In any event, despite certain differences in individual methodologies here on this forum, one thing is for certain: This group is the most thoughtful and inciteful collection of 'capping minds in cyberspace. We are all here to become better handicappers and engage it what we love and I have great admiration for the respect that is shown to others, those of all levels, herein. After all, anyone willing to think outside of the box of simple static PPs is light years ahead of the pack. Even those with a lower current level of aptitude are willing to ask questions and will be better in the long run for it, especially given the thoughtful responses.

Thanks in advance for reading and I would appreciate any and all comments.

All the best in 2011...


“The Perception of Value”
A Contrarian’s Approach to the Ever-Elusive Concept of Determining Value, and How It’s Not as Important as You Might Think

Part I: “An Alternate Theory”
George Soros is one of the most successful investors in the history of financial markets. As of May 2008, he was ranked by Forbes as the 97th richest person in the world. People as successful as Mr. Soros possess special qualities that enable them to excel in a world where so many fail. George Soros is a brilliant man. However, intellect alone isn’t responsible for his wealth. There are millions of exceptional individuals in the world that fail to capitalize on their god-given talents.

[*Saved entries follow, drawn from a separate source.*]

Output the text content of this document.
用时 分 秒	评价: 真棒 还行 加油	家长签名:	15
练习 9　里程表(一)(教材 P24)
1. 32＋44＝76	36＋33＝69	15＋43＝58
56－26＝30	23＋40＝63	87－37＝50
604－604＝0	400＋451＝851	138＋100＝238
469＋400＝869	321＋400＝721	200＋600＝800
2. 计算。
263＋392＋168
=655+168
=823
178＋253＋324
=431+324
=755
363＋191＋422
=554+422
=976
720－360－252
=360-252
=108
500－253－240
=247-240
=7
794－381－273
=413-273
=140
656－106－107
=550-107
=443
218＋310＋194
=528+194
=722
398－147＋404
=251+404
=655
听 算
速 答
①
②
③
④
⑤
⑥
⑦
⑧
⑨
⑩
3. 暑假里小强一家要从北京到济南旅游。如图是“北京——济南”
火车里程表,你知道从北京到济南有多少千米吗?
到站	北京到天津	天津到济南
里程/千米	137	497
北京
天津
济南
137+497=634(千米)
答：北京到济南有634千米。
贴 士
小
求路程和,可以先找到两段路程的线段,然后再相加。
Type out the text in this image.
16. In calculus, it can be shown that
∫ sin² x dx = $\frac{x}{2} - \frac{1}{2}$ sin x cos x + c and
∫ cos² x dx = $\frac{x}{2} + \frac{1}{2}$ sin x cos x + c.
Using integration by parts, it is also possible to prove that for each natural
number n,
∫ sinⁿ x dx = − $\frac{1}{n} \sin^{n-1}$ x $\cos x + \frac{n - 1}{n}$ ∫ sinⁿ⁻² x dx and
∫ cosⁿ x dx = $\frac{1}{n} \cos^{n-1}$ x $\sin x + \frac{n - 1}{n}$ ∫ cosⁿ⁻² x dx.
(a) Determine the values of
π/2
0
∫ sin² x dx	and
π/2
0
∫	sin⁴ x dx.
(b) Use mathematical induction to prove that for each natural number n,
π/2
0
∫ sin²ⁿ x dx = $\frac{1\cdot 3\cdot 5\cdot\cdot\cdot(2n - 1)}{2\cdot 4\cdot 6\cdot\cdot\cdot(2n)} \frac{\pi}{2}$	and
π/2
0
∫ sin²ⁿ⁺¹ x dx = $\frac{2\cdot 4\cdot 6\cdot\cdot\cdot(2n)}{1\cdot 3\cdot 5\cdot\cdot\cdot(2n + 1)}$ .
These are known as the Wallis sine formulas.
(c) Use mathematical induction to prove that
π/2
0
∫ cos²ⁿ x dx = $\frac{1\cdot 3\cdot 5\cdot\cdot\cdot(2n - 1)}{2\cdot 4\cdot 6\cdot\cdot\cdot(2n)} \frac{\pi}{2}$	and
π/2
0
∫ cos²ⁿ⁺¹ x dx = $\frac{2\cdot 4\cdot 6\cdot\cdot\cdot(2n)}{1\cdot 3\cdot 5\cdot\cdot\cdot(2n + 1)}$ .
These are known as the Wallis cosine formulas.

Those rare individuals reaching the apex of success have something new to offer to the common discourse. The traditional way of thinking breeds mediocrity. To truly reach a different level, throw out widely held principles and look for an alternate angle. For George Soros, a contrarian viewpoint in the form of his theory of reflexivity is precisely what enables him to gain a considerable edge on his competition.

In simple terms, reflexivity revolves around the fallibility of human beings attempting to understand the world in which they are a part. For example, Soros uses reflexivity as a counter to the widely accepted economic theory of supply and demand that dictates that markets are said to straighten themselves out at a point of equilibrium. His argument is that our own bias and fervor lead to unavoidable mistakes, the most intense of which can produce results such as the mortgage crisis.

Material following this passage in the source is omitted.